Peu avant 13h, nous entamons la descente. Une descente qui s’avère tout aussi difficile que la montée… Attention à la pose des pieds, aux cailloux qui roulent et au gravier qui glisse ! C’est dans ces cas-là que l’on bénit les bâtons de trek : je ne sais pas comment on aurait fait sans !! On refait une courte pause bien méritée à la petite buvette d’himalayage.

C’est long, long, long, et extrêmement fatiguant, tant sur le plan physique que mental. Mon pied droit commence à crier de douleur (ceux qui me connaissent sauront pourquoi), un léger mal de tête s’est installé à cause du dénivelé et du vent glacial, et le chemin est par endroits si raide que j’en ai le vertige. Nous sommes complètement à bout, vidés de notre énergie lorsqu’on atteint l’auberge après près de 3 heures de descente…

Affalés sur l’une des tables du resto de l’auberge, on boit un thé bien sucré pour se remettre de nos émotions. Chacun passe à la douche à tour de rôle – eh oui, dans cette auberge qui compte une bonne trentaine de chambres, il n’y a qu’une seule douche qui donne de l’eau chaude et à cette altitude, une douche froide n’est même pas envisageable.
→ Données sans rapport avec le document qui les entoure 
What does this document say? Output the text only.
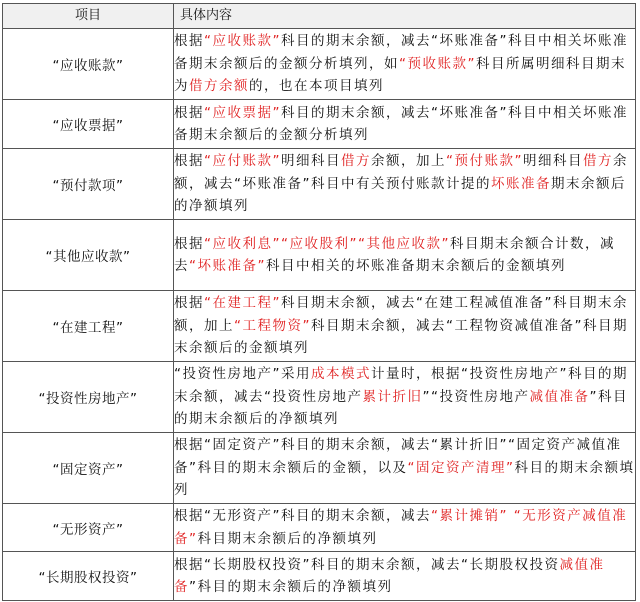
项目	具体内容
“应收账款”	根据“应收账款”科目的期末余额，减去“坏账准备”科目中相关坏账准备期末余额后的金额分析填列，如“预收账款”科目所属明细科目期末为借方余额的，也在本项目填列
“应收票据”	根据“应收票据”科目的期末余额，减去“坏账准备”科目中相关坏账准备期末余额后的金额分析填列
“预付款项”	根据“应付账款”明细科目借方余额，加上“预付账款”明细科目借方余额，减去“坏账准备”科目中有关预付账款计提的坏账准备期末余额后的净额填列
“其他应收款”	根据“应收利息”“应收股利”“其他应收款”科目期末余额合计数，减去“坏账准备”科目中相关的坏账准备期末余额后的金额填列
“在建工程”	根据“在建工程”科目期末余额，减去“在建工程减值准备”科目期末余额，加上“工程物资”科目期末余额，减去“工程物资减值准备”科目期末余额后的金额填列
“投资性房地产”	“投资性房地产”采用成本模式计量时，根据“投资性房地产”科目的期末余额，减去“投资性房地产累计折旧”“投资性房地产减值准备”科目的期末余额后的净额填列
“固定资产”	根据“固定资产”科目的期末余额，减去“累计折旧”“固定资产减值准备”科目的期末余额后的金额，以及“固定资产清理”科目的期末余额填列
“无形资产”	根据“无形资产”科目的期末余额，减去“累计摊销” “无形资产减值准备”科目期末余额后的净额填列
“长期股权投资”	根据“长期股权投资”科目的期末余额，减去“长期股权投资减值准备”科目的期末余额后的净额填列
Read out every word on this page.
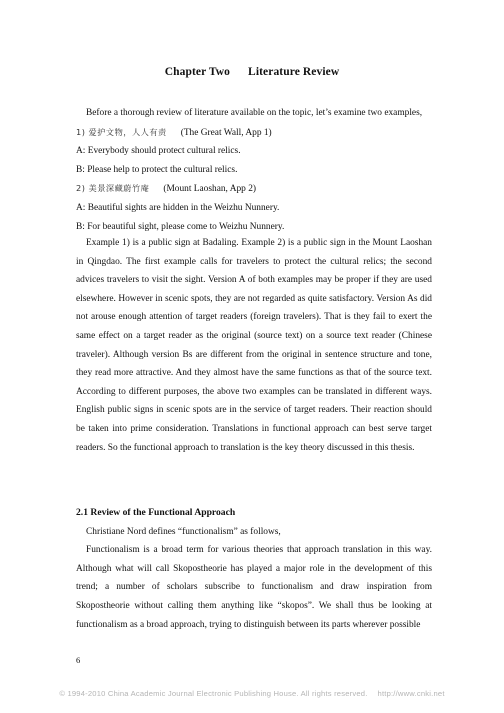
Chapter Two Literature Review

Before a thorough review of literature available on the topic, let’s examine two examples,

1) 爱护文物，人人有责 (The Great Wall, App 1)

A: Everybody should protect cultural relics.

B: Please help to protect the cultural relics.

2) 美景深藏蔚竹庵 (Mount Laoshan, App 2)

A: Beautiful sights are hidden in the Weizhu Nunnery.

B: For beautiful sight, please come to Weizhu Nunnery.

Example 1) is a public sign at Badaling. Example 2) is a public sign in the Mount Laoshan in Qingdao. The first example calls for travelers to protect the cultural relics; the second advices travelers to visit the sight. Version A of both examples may be proper if they are used elsewhere. However in scenic spots, they are not regarded as quite satisfactory. Version As did not arouse enough attention of target readers (foreign travelers). That is they fail to exert the same effect on a target reader as the original (source text) on a source text reader (Chinese traveler). Although version Bs are different from the original in sentence structure and tone, they read more attractive. And they almost have the same functions as that of the source text. According to different purposes, the above two examples can be translated in different ways. English public signs in scenic spots are in the service of target readers. Their reaction should be taken into prime consideration. Translations in functional approach can best serve target readers. So the functional approach to translation is the key theory discussed in this thesis.

2.1 Review of the Functional Approach

Christiane Nord defines “functionalism” as follows,

Functionalism is a broad term for various theories that approach translation in this way. Although what will call Skopostheorie has played a major role in the development of this trend; a number of scholars subscribe to functionalism and draw inspiration from Skopostheorie without calling them anything like “skopos”. We shall thus be looking at functionalism as a broad approach, trying to distinguish between its parts wherever possible

6
© 1994-2010 China Academic Journal Electronic Publishing House. All rights reserved. http://www.cnki.net
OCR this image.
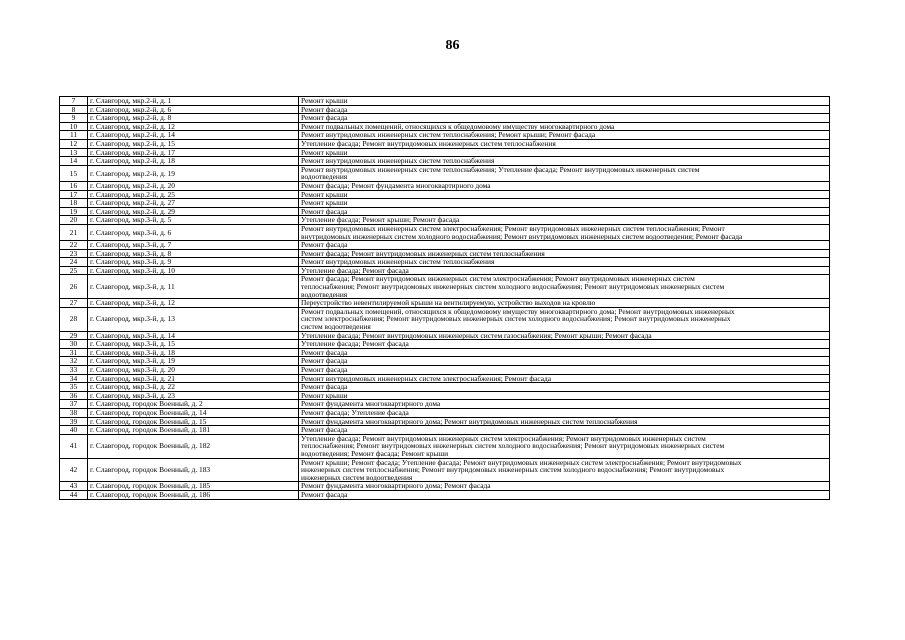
86
7	г. Славгород, мкр.2-й, д. 1	Ремонт крыши

8	г. Славгород, мкр.2-й, д. 6	Ремонт фасада

9	г. Славгород, мкр.2-й, д. 8	Ремонт фасада

10	г. Славгород, мкр.2-й, д. 12	Ремонт подвальных помещений, относящихся к общедомовому имуществу многоквартирного дома

11	г. Славгород, мкр.2-й, д. 14	Ремонт внутридомовых инженерных систем теплоснабжения; Ремонт крыши; Ремонт фасада

12	г. Славгород, мкр.2-й, д. 15	Утепление фасада; Ремонт внутридомовых инженерных систем теплоснабжения

13	г. Славгород, мкр.2-й, д. 17	Ремонт крыши

14	г. Славгород, мкр.2-й, д. 18	Ремонт внутридомовых инженерных систем теплоснабжения

15	г. Славгород, мкр.2-й, д. 19	Ремонт внутридомовых инженерных систем теплоснабжения; Утепление фасада; Ремонт внутридомовых инженерных систем
водоотведения

16	г. Славгород, мкр.2-й, д. 20	Ремонт фасада; Ремонт фундамента многоквартирного дома

17	г. Славгород, мкр.2-й, д. 25	Ремонт крыши

18	г. Славгород, мкр.2-й, д. 27	Ремонт крыши

19	г. Славгород, мкр.2-й, д. 29	Ремонт фасада

20	г. Славгород, мкр.3-й, д. 5	Утепление фасада; Ремонт крыши; Ремонт фасада

21	г. Славгород, мкр.3-й, д. 6	Ремонт внутридомовых инженерных систем электроснабжения; Ремонт внутридомовых инженерных систем теплоснабжения; Ремонт
внутридомовых инженерных систем холодного водоснабжения; Ремонт внутридомовых инженерных систем водоотведения; Ремонт фасада

22	г. Славгород, мкр.3-й, д. 7	Ремонт фасада

23	г. Славгород, мкр.3-й, д. 8	Ремонт фасада; Ремонт внутридомовых инженерных систем теплоснабжения

24	г. Славгород, мкр.3-й, д. 9	Ремонт внутридомовых инженерных систем теплоснабжения

25	г. Славгород, мкр.3-й, д. 10	Утепление фасада; Ремонт фасада

26	г. Славгород, мкр.3-й, д. 11	Ремонт фасада; Ремонт внутридомовых инженерных систем электроснабжения; Ремонт внутридомовых инженерных систем
теплоснабжения; Ремонт внутридомовых инженерных систем холодного водоснабжения; Ремонт внутридомовых инженерных систем
водоотведения

27	г. Славгород, мкр.3-й, д. 12	Переустройство невентилируемой крыши на вентилируемую, устройство выходов на кровлю

28	г. Славгород, мкр.3-й, д. 13	Ремонт подвальных помещений, относящихся к общедомовому имуществу многоквартирного дома; Ремонт внутридомовых инженерных
систем электроснабжения; Ремонт внутридомовых инженерных систем холодного водоснабжения; Ремонт внутридомовых инженерных
систем водоотведения

29	г. Славгород, мкр.3-й, д. 14	Утепление фасада; Ремонт внутридомовых инженерных систем газоснабжения; Ремонт крыши; Ремонт фасада

30	г. Славгород, мкр.3-й, д. 15	Утепление фасада; Ремонт фасада

31	г. Славгород, мкр.3-й, д. 18	Ремонт фасада

32	г. Славгород, мкр.3-й, д. 19	Ремонт фасада

33	г. Славгород, мкр.3-й, д. 20	Ремонт фасада

34	г. Славгород, мкр.3-й, д. 21	Ремонт внутридомовых инженерных систем электроснабжения; Ремонт фасада

35	г. Славгород, мкр.3-й, д. 22	Ремонт фасада

36	г. Славгород, мкр.3-й, д. 23	Ремонт крыши

37	г. Славгород, городок Военный, д. 2	Ремонт фундамента многоквартирного дома

38	г. Славгород, городок Военный, д. 14	Ремонт фасада; Утепление фасада

39	г. Славгород, городок Военный, д. 15	Ремонт фундамента многоквартирного дома; Ремонт внутридомовых инженерных систем теплоснабжения

40	г. Славгород, городок Военный, д. 181	Ремонт фасада

41	г. Славгород, городок Военный, д. 182	Утепление фасада; Ремонт внутридомовых инженерных систем электроснабжения; Ремонт внутридомовых инженерных систем
теплоснабжения; Ремонт внутридомовых инженерных систем холодного водоснабжения; Ремонт внутридомовых инженерных систем
водоотведения; Ремонт фасада; Ремонт крыши

42	г. Славгород, городок Военный, д. 183	Ремонт крыши; Ремонт фасада; Утепление фасада; Ремонт внутридомовых инженерных систем электроснабжения; Ремонт внутридомовых
инженерных систем теплоснабжения; Ремонт внутридомовых инженерных систем холодного водоснабжения; Ремонт внутридомовых
инженерных систем водоотведения

43	г. Славгород, городок Военный, д. 185	Ремонт фундамента многоквартирного дома; Ремонт фасада

44	г. Славгород, городок Военный, д. 186	Ремонт фасада
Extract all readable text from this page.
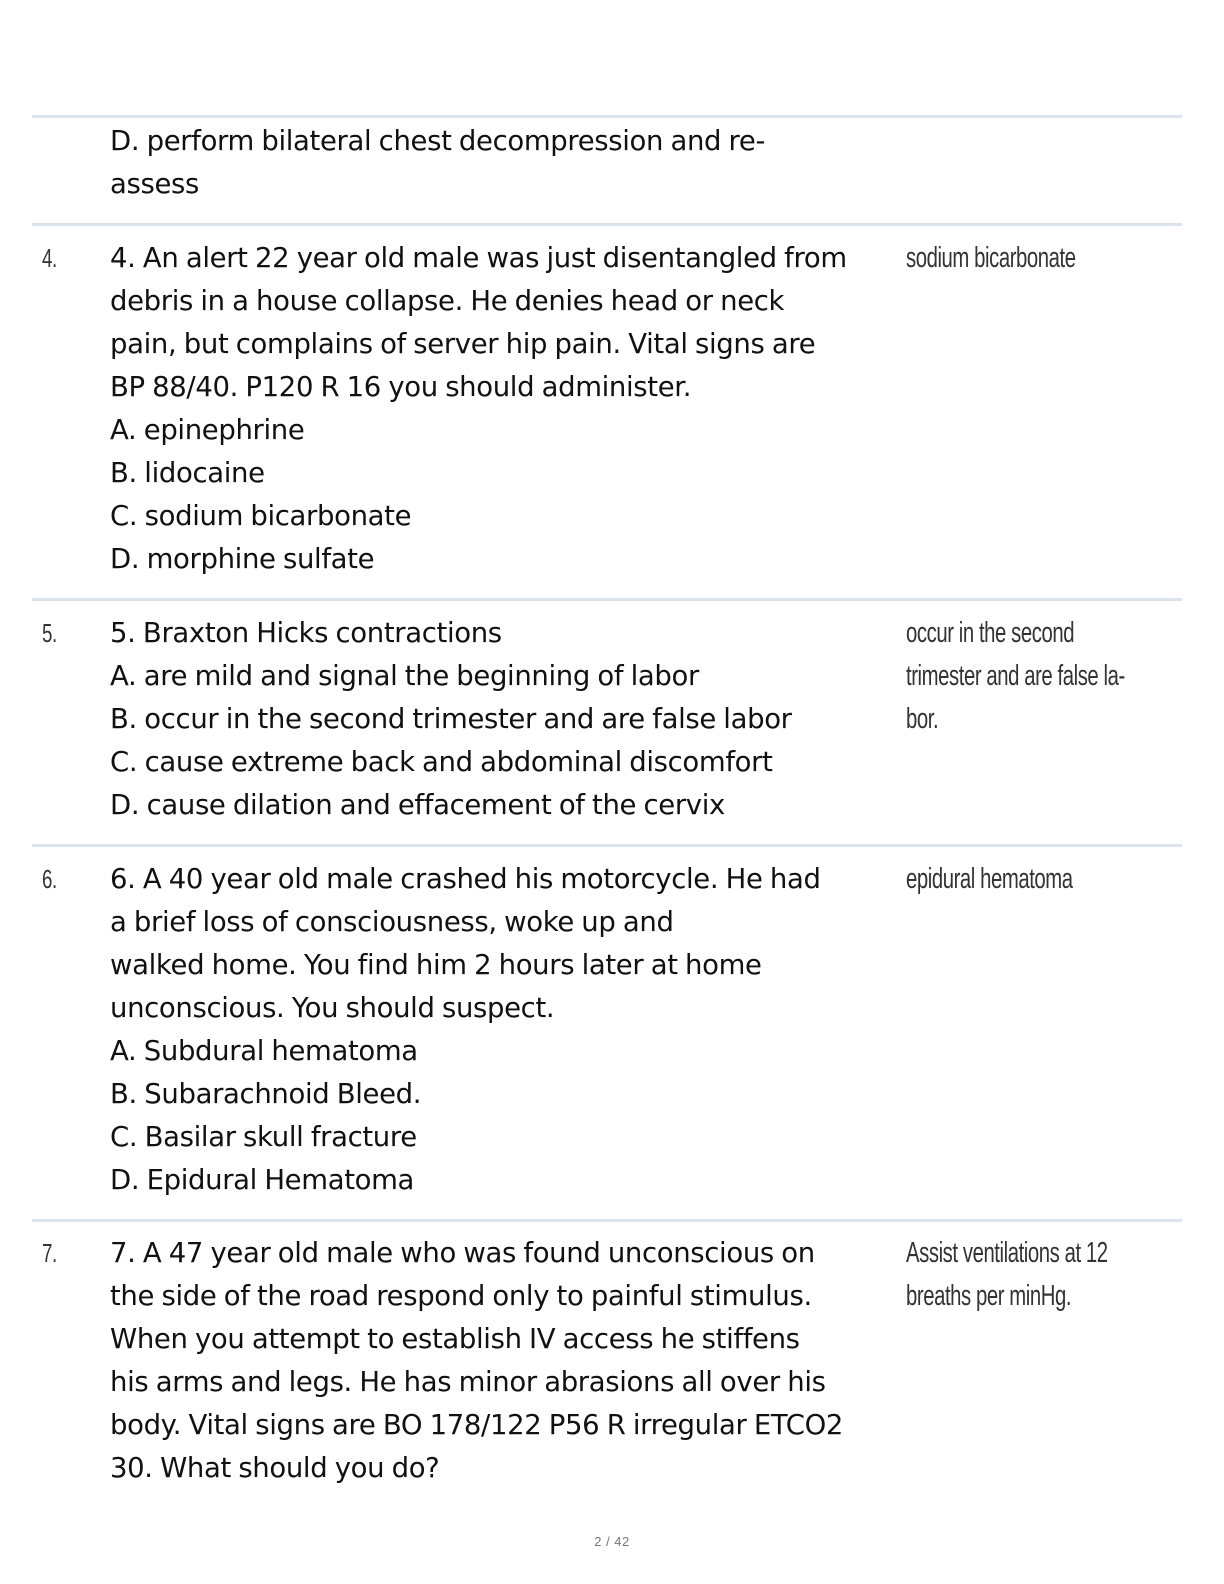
D. perform bilateral chest decompression and re-
assess
4. 4. An alert 22 year old male was just disentangled from
debris in a house collapse. He denies head or neck
pain, but complains of server hip pain. Vital signs are
BP 88/40. P120 R 16 you should administer.
A. epinephrine
B. lidocaine
C. sodium bicarbonate
D. morphine sulfate
sodium bicarbonate
5. 5. Braxton Hicks contractions
A. are mild and signal the beginning of labor
B. occur in the second trimester and are false labor
C. cause extreme back and abdominal discomfort
D. cause dilation and effacement of the cervix
occur in the second
trimester and are false la-
bor.
6. 6. A 40 year old male crashed his motorcycle. He had
a brief loss of consciousness, woke up and
walked home. You find him 2 hours later at home
unconscious. You should suspect.
A. Subdural hematoma
B. Subarachnoid Bleed.
C. Basilar skull fracture
D. Epidural Hematoma
epidural hematoma
7. 7. A 47 year old male who was found unconscious on
the side of the road respond only to painful stimulus.
When you attempt to establish IV access he stiffens
his arms and legs. He has minor abrasions all over his
body. Vital signs are BO 178/122 P56 R irregular ETCO2
30. What should you do?
Assist ventilations at 12
breaths per minHg.
2 / 42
Autant puer. Heureusement, là, elle est bien chaude et c’est un véritable régal… 🙂

Le poêle est allumé lorsqu’on est de retour au restaurant. Ce soir au menu, c’est dal baht pour tous les deux : une portion de fer supplémentaire grâce aux lentilles, surtout quand on mange végétarien, ça ne se refuse pas ! Cela nous fait bizarre d’être seuls. Greg et Virginie doivent être en route pour le camp de base du Tilicho Lake ; quant à Jean-Baptise et Maël, croisés dans la montée vers l’Ice Lake, ils ont décidé d’aller dormir à Manang ce soir afin d’être d’attaque à s’engager dans la vallée du Tilicho demain…

19h30 : extinction des feux. 19h30 et 2 secondes : inutile de nous parler, nous dormons déjà d’un sommeil profond.

Jour 335: mercredi 2 octobre 2019

ETAPE 8 : L'ETAPE OU L'ACCLIMATATION CONTINUE
par Chris


Bhraka (3360m) - Manang (3540m)
2 kilomètres ; 180 mètres de dénivelé positif net ; 30 minutes de marche

Balade au Lac Gangapurna (environ 3600m)

Vu la journée épuisante d’hier, nous avons dormi d’une traite. Je ne me suis levé qu’une seule fois pour aller aux toilettes, et c’était déjà 5h33 ! J’ai réussi à me rendormir jusqu’à ce que le réveil sonne une heure et demie plus tard. 

La salle commune s’est drôlement vidée : les autres marcheurs ont continué leur chemin, nous sommes les seuls à avoir passé 3 nuits ici… On s’y est sentis super bien, mais il est temps de continuer l’acclimatation. Après le petit-déjeuner, nous rangeons nos affaires dans nos backpacks et quittons l’auberge.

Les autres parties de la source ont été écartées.